In the wake of the recent shouting match, UEFA have announced that ticket distribution for the Euro 2000 finals will be modified, with a bigger proportion of tickets being spread among the national associations of the qualifying countries. No word, though, on whether they intend cutting back on the tickets passed on to sponsors and the organisers of corporate entertainment pack-ages. For France ’98 the major sponsors received over 300,000 tickets between them – nearly 15 per cent of the total – while private businesses acquired a further 230,000. Our own FA have been strangely silent on this subject too.

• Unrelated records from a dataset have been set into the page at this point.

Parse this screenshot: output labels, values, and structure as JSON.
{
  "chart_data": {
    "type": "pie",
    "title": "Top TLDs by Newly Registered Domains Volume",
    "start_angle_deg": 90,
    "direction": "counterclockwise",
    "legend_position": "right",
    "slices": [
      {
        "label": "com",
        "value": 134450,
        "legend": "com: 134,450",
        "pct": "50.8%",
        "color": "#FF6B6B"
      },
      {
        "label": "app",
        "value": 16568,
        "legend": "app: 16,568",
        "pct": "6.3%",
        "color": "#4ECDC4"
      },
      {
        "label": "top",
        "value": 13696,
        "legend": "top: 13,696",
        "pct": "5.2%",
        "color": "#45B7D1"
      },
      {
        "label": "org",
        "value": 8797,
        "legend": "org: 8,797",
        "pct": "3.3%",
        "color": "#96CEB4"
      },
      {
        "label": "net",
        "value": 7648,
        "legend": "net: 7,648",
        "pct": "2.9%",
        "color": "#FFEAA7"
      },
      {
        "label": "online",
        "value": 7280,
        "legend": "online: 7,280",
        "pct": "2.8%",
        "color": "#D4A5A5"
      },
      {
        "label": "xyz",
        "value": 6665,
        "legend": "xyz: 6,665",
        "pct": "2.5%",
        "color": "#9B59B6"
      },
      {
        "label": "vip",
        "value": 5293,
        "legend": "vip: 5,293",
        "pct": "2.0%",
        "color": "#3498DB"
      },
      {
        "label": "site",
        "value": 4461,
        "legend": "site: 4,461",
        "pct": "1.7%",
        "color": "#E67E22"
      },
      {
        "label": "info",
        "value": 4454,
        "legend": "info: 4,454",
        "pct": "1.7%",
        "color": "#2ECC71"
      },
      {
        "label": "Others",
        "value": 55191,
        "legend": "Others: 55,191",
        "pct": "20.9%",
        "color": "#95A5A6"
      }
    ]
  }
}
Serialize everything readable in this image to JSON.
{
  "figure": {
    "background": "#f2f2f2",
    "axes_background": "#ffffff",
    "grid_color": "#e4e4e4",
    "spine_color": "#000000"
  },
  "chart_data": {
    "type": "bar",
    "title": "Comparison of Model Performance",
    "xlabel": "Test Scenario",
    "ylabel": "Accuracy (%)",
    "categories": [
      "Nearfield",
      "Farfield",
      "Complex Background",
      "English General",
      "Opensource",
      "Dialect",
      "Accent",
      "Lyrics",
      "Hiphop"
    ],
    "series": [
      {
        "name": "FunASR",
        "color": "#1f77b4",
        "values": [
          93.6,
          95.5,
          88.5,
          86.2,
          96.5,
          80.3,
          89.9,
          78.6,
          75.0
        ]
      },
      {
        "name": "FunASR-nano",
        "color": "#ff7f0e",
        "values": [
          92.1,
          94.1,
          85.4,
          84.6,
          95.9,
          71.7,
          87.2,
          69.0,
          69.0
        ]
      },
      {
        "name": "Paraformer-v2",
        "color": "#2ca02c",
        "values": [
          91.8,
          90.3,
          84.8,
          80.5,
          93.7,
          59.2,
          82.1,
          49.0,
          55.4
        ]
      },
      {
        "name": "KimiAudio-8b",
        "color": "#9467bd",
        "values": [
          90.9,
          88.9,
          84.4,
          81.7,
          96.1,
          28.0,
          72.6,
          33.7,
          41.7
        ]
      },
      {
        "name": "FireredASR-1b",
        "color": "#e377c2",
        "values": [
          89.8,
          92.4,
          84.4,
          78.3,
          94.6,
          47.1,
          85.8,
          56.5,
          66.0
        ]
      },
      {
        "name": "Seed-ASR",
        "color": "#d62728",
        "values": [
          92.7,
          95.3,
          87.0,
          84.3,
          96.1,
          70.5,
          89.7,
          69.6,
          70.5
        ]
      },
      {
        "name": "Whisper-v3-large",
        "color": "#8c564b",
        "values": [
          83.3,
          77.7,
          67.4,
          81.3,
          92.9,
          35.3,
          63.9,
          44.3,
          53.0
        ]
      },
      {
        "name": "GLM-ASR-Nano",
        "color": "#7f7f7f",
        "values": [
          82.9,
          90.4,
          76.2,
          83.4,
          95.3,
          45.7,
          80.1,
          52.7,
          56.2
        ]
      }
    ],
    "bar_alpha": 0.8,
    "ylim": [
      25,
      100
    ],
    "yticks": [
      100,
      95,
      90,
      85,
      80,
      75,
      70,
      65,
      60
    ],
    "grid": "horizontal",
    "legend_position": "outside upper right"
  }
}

Yet the football authorities have been allowed to pose as the fans’ friend by making insistent claims for more tickets at every turn – regardless of the fact that their own proudly trumpeted system of ensuring tickets went only to members of the England Travel Club was massively subverted by the first-come, first-served anarchy of the famous hotline. The legitimate concerns of fans over tickets have been effectively redirected away from the corporate freeloaders towards “the French”.
At the same time, both the FA and the government insist that fans without tickets should not travel to France, and have refused to fund the FSA fan embassies, which have proved their worth at previous tournaments. As fan organisations have wearily pointed out, all the available evidence suggests that the more England fans travel to foreign parts, the more the hardcore hooligan element is diluted and a more congenial atmosphere encouraged. The French tourist board and the various host cities which have been busily planning fan-friendly events could be excused for feeling a bit miffed that their well-meaning (and completely sensible) efforts have been so frostily rebuffed.
Whereas in past tournaments – most notably Italia ’90 – England fans have become used to being cast primarily as hooligans, the ticketing row and other pre-World Cup publicity has revealed a more complex, but not necessarily more healthy, situation this time around. Now that football is chic, everyone wants to be seen to be identifying with the fans, or at least with a certain type of fan. Hence the official stance on tickets, the unrelenting boorishness of adverts aimed at the football market (Carling’s recalls Euro 96 and “the day we stuffed the Dutch”) and the industry which has been built up around nostalgia for the violence of the past – witness the recent crop of reactionary garbage presented as football fiction by major publishers.
The worst-case scenario is that many ticketless England fans will heed the FA’s advice not to travel, but many more will not, and among those will be those most likely to cause trouble. If they fail to secure tickets (or perhaps if England simply do badly), it’s all too easy to imagine antagonism towards their French hosts, so carelessly vilified by authorities and media alike, turning into real violence.
English-French enmity in soundbites from politicians is one thing, but something entirely different if it comes to French riot police and England fans squaring up. “The day we stuffed the CRS” may not have quite the same appeal to Carling’s marketing executives. Which way the politicians jump then will be intriguing. Will it be David Mellor renewing his diatribes against incompetent foreigners? Or will it be Jack Straw urging the deportation of anyone in France wearing an England shirt but unable to produce a ticket to the next match?
The boys are waiting. And it promises to make grisly viewing.